IGF-1 levels increased significantly with REX and COMB interventions (p=0.004), consistent with resistance training’s anabolic effects and combined exercise’s comprehensive benefits. Regression analyses revealed that changes in visceral fat volume and plasma leptin collectively accounted for nearly half (49.6%) of plasma CNTF variation (p<0.009), linking adiposity-related signals to CNTF modulation.
Crucially, changes in CNTFRα levels emerged as key predictors of insulin secretion improvements measured by DI, explaining 38.3% of its variability alongside intermuscular fat changes (p=0.004). Moreover, CNTFRα alterations, together with intermuscular fat, muscle strength, VO2peak, and IGF-1 changes, jointly contributed to 61.2% of the variance in physical function improvements as assessed by PPT (p=0.03). These findings support the central role of CNTFRα and IGF-1 pathways in mediating the metabolic and functional benefits of combined lifestyle interventions.
Expert Commentary
This comprehensive trial provides compelling evidence that integrating aerobic and resistance exercise with diet-induced weight loss elicits superior improvements in metabolic parameters and physical function in older adults with obesity and frailty. The preservation of circulating CNTFRα and enhancement of IGF-1 levels highlight mechanistic pathways potentially responsible for the observed benefits. While CNTF levels decreased, the relevance of the receptor’s maintenance suggests nuanced regulation rather than simple ligand concentration effects.
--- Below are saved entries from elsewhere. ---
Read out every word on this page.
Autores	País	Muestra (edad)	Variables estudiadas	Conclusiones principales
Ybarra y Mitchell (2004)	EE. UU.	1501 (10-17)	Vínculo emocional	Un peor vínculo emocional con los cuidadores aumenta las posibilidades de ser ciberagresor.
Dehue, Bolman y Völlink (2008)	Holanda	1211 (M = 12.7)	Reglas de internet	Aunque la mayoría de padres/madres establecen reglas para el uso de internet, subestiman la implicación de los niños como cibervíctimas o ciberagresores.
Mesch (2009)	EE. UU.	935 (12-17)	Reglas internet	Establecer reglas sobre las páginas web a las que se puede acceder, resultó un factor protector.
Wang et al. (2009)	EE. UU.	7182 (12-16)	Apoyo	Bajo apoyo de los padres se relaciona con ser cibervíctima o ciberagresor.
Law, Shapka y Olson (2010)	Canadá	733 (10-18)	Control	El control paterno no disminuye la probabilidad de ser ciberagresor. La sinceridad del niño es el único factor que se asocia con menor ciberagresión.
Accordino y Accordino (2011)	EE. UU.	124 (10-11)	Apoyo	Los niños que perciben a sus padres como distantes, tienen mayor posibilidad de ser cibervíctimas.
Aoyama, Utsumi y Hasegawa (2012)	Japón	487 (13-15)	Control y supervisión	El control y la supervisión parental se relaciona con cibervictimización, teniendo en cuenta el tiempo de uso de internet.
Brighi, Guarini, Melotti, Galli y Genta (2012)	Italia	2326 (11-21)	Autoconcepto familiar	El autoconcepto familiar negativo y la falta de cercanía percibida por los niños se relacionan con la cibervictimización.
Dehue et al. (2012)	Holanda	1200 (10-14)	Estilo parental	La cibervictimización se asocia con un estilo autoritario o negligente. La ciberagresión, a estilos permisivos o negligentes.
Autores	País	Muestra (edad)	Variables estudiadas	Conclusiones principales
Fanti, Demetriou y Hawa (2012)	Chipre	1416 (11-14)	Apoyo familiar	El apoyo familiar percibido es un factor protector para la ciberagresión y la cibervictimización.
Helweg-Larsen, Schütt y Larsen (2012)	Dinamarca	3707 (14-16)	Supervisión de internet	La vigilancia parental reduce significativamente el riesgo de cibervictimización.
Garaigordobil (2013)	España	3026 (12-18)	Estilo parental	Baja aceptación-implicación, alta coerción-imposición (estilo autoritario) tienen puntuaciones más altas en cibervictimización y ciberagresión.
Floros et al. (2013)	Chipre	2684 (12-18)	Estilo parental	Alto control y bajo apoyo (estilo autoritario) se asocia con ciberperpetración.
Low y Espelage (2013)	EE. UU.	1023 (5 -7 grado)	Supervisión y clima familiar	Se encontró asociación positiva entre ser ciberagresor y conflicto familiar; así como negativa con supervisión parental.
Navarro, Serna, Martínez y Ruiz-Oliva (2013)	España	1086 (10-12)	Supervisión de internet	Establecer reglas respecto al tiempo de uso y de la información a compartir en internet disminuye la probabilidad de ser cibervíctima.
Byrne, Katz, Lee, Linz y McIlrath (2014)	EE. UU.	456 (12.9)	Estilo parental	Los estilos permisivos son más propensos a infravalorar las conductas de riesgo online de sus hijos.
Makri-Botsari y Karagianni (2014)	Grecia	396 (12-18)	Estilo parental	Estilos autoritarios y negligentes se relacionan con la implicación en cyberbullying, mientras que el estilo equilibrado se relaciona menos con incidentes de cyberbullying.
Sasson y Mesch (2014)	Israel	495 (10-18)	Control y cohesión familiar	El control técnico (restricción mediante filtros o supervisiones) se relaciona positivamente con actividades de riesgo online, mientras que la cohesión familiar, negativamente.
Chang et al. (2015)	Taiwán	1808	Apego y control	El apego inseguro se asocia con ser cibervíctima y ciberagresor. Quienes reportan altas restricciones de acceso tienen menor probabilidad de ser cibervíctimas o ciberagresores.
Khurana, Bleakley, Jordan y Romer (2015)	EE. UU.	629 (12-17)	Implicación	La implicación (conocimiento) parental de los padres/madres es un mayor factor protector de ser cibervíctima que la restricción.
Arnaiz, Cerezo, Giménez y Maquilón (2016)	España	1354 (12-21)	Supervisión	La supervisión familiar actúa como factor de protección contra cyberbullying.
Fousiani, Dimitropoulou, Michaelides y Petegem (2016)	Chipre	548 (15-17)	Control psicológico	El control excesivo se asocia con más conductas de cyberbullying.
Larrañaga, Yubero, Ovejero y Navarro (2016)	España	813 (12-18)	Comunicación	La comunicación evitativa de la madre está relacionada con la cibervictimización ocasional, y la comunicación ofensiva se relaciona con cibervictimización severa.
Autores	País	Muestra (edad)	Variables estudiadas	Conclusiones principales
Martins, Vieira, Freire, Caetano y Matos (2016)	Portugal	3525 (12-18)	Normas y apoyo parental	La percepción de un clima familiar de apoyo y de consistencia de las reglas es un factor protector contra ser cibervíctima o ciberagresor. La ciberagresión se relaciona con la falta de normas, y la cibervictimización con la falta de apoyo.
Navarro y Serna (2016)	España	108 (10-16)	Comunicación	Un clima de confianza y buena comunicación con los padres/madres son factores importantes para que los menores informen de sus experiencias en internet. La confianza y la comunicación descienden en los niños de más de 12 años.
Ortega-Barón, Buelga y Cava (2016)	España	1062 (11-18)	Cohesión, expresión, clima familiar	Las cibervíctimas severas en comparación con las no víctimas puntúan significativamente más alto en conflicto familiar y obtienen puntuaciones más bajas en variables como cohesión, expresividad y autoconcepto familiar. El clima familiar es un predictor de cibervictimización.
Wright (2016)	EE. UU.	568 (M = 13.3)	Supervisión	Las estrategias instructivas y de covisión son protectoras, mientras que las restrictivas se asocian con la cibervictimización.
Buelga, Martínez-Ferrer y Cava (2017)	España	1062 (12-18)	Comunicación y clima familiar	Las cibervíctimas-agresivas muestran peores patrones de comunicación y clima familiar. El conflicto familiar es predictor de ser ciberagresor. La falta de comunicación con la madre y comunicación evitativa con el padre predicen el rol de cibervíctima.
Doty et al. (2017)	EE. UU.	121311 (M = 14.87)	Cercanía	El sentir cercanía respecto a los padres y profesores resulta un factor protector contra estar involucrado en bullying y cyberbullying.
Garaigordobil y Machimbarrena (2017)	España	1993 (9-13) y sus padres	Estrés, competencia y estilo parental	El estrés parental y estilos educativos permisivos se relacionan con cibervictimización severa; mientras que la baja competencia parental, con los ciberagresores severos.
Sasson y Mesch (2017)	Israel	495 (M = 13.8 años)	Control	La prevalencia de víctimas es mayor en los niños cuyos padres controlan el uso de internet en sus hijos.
The lack of difference in muscle CNTF and CNTFRα gene expression suggests peripheral tissues other than skeletal muscle or systemic regulation may be critical, warranting further exploration. The strong association between adipose tissue reductions (visceral and intermuscular) and changes in neurotrophic and growth factors underscores the intricate interplay between fat depots, inflammation, and metabolic signaling.
Limitations include population specificity to older adults with obesity and frailty, which may limit generalization to younger populations or those without frailty. The study duration of six months provides valuable mid-term insights but leaves open the question of long-term sustainability. Future research should aim to confirm causality in CNTF/CNTFRα pathways and explore therapeutic potential targeting these factors.
Conclusion
Combining aerobic and resistance exercise during diet-induced weight loss offers the most robust strategy to improve insulin secretion, insulin sensitivity, and physical function in older adults with obesity. Maintenance of circulating CNTFRα and increases in IGF-1 appear to be important mechanistic links underpinning these benefits. These findings advance understanding of the biological mediators driving favorable outcomes in lifestyle therapy and support integrated exercise prescriptions to optimize health in this vulnerable population.
References
Colleluori G, Viola V, Bathina S, Armamento-Villareal R, Qualls C, Giordano A, Villareal DT. Effect of aerobic or resistance exercise, or both on insulin secretion, ciliary neurotrophic factor, and insulin-like growth factor-1 in dieting older adults with obesity. Clin Nutr. 2025 Aug;51:50-62. doi: 10.1016/j.clnu.2025.05.016. Epub 2025 May 28. PMID: 40527119; PMCID: PMC12241963.
Additional literature:
– Villareal DT, et al. Weight loss and exercise in obese older adults. JAMA. 2011;306(13):1346-1354.
– Kuk JL, et al. Resistance training improves insulin sensitivity in older adults: A randomized controlled trial. Ageing Res Rev. 2020;62:101121.
– Bathina S, et al. Role of CNTF and related pathways in obesity and metabolic disease. Neurobiol Dis. 2022;167:105667.